National Anthropological Archives 

The Smithsonian's Natural History Museum is home to this rich collection of anthropological artifacts, documents, and exhibits. Camping with the Sioux presents the 1881 diary of Alice Cunningham Fletcher in the Dakotas. An American Artist in Alaska introduces the watercolors of Henry Wood Elliott (1846-1930), who painted the Eskimo and Aleut ways of life and the whales and seals that sustained them. Other images include body ornaments from Brazil and a naturalist's 1933 field journal from Honduras.

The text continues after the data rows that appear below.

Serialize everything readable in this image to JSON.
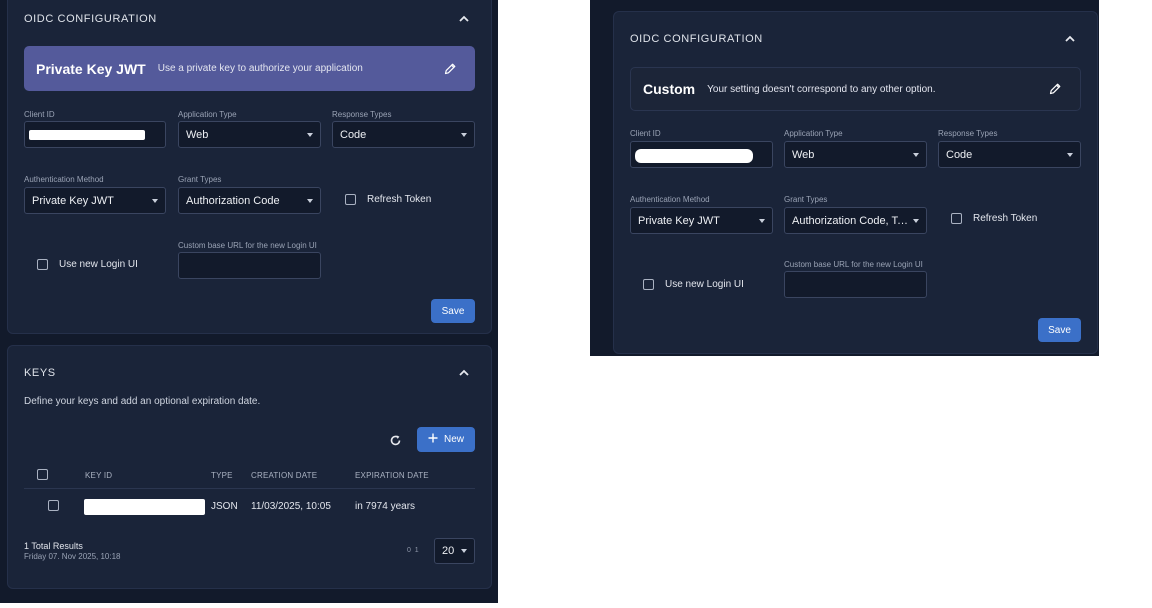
{
  "left": {
    "oidc": {
      "title": "OIDC CONFIGURATION",
      "banner": {
        "title": "Private Key JWT",
        "subtitle": "Use a private key to authorize your application",
        "color": "#545a9b"
      },
      "client_id_label": "Client ID",
      "app_type": {
        "label": "Application Type",
        "value": "Web"
      },
      "response_types": {
        "label": "Response Types",
        "value": "Code"
      },
      "auth_method": {
        "label": "Authentication Method",
        "value": "Private Key JWT"
      },
      "grant_types": {
        "label": "Grant Types",
        "value": "Authorization Code"
      },
      "refresh_token_label": "Refresh Token",
      "new_login_label": "Use new Login UI",
      "custom_url_label": "Custom base URL for the new Login UI",
      "save_label": "Save"
    },
    "keys": {
      "title": "KEYS",
      "description": "Define your keys and add an optional expiration date.",
      "new_label": "New",
      "columns": [
        "KEY ID",
        "TYPE",
        "CREATION DATE",
        "EXPIRATION DATE"
      ],
      "rows": [
        {
          "type": "JSON",
          "created": "11/03/2025, 10:05",
          "expires": "in 7974 years"
        }
      ],
      "total": "1 Total Results",
      "timestamp": "Friday 07. Nov 2025, 10:18",
      "pager": "0  1",
      "page_size": "20"
    }
  },
  "right": {
    "oidc": {
      "title": "OIDC CONFIGURATION",
      "banner": {
        "title": "Custom",
        "subtitle": "Your setting doesn't correspond to any other option.",
        "color": "#1c2538"
      },
      "client_id_label": "Client ID",
      "app_type": {
        "label": "Application Type",
        "value": "Web"
      },
      "response_types": {
        "label": "Response Types",
        "value": "Code"
      },
      "auth_method": {
        "label": "Authentication Method",
        "value": "Private Key JWT"
      },
      "grant_types": {
        "label": "Grant Types",
        "value": "Authorization Code, To..."
      },
      "refresh_token_label": "Refresh Token",
      "new_login_label": "Use new Login UI",
      "custom_url_label": "Custom base URL for the new Login UI",
      "save_label": "Save"
    }
  }
}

Phoons from Around the World 

We are pleased to report the sighting of a brand new species of web silliness: the phoon. The word "phoon" was invented to describe an archetypally human pose which the site creator first discovered in his family photo album and then began to notice as a recurring posture in painting and sculpture, and everywhere that people work, play, and act foolish. Here's how to do it: "Stand on one foot, lift your other foot behind you, bend your arms like you are jogging, and put an elbow behind you and an elbow in front of you." Try it and you're guaranteed to crack a smile.

Pong-Story 

Wow. David Winter's exhaustive archive of FAQs, historical essays, equipment photographs, and biographies digs deep into the murky depths of computing history to chronicle the development of the world's first video game. Learn about the Magnavox Odyssey, the first video-game console, check out photos of early Atari prototypes, and (yes) download picture-perfect Pong simulators. Multiple choice quiz: the world's first video game was invented in 1958, 1965, 1971, or 1973? Find the answer on this page.